National Association of Special Education Teachers

1201 Pennsylvania Ave. N.W.

Suite 300

Washington, D.C. 20004

Dear NASET Members,

I am inspired by the task you perform in educating children with disabilities and the remarkable influence you have on our young students.  The job of educating a child who has a disability can be extremely challenging yet very rewarding.  In teaching you become involved in the students’ behavioral and academic development, building meaningful relationships with them, sometimes often serving as their friend and confidant.  However, I understand that your work can be emotionally and physically draining. 

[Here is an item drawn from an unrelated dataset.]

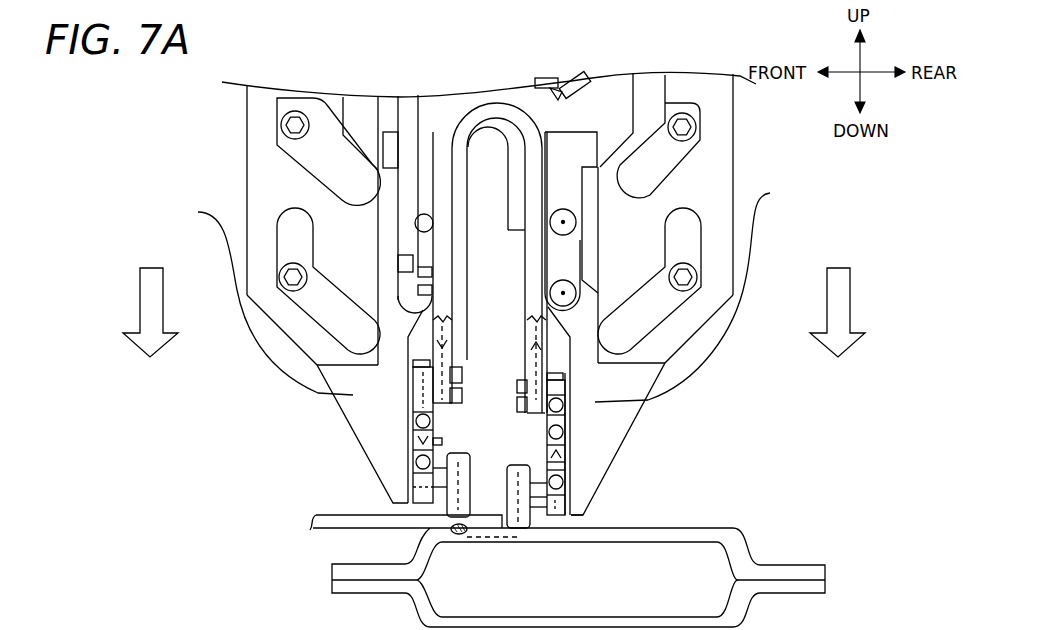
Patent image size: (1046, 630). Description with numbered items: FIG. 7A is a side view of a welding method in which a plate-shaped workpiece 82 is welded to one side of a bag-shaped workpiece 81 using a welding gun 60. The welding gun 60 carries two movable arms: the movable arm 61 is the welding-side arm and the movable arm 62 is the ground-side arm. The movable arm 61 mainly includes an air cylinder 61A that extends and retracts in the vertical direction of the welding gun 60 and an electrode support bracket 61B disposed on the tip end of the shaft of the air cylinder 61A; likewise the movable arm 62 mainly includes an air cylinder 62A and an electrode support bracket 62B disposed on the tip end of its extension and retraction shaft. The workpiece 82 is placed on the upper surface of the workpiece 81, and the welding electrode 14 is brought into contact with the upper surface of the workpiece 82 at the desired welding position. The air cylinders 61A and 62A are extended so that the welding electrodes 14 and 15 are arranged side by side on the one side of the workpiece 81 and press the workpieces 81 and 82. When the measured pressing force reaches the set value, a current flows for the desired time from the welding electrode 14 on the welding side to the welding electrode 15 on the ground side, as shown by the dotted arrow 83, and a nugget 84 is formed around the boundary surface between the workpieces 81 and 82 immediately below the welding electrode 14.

Throughout my tenure, I have met with several special education teachers.  They all expressed the same concern to me—the immense amount of paperwork that surrounds their job is incredibly stressful and time consuming.  I too feel that the burden of paperwork is completely unnecessary and is cause for frustration and discouragement among dedicated special education teachers, like you, who expend energy and countless hours in order to give students with disabilities an equal opportunity to learn. 

This fall, Congress took a step in the right direction and alleviated some of that burden by passing the Individuals with Disabilities Education Act of 2004 (IDEA).  IDEA is critical, bipartisan legislation that provides a framework to unite parents, teachers, and schools in achieving the shared goal of a quality, results-based education for children with disabilities. 

Most importantly, IDEA helps special education teachers provide a better education for all students with disabilities.  Included in IDEA is an amendment I offered that reduces the paperwork burden on special education teachers.  Specifically, my amendment authorizes the Secretary of Education to grant waivers of IDEA statutory or regulatory requirements in up to fifteen states to reduce excessive paperwork and non-instructional time burdens.  The fifteen-state demonstration program would allow three-year Individualized Education Programs (IEP) to be offered for students of all ages.  However, districts in participating states would not be required to offer the three-year IEP. 

I applaud the work that you do every day to instill students with disabilities the education they need to become a vital part of our communities.  I am hopeful that my amendment will reduce your paperwork burdens associated with IDEA requirements and therefore increase the time and resources that you have available for instruction and other activities aimed at improving results for children with disabilities.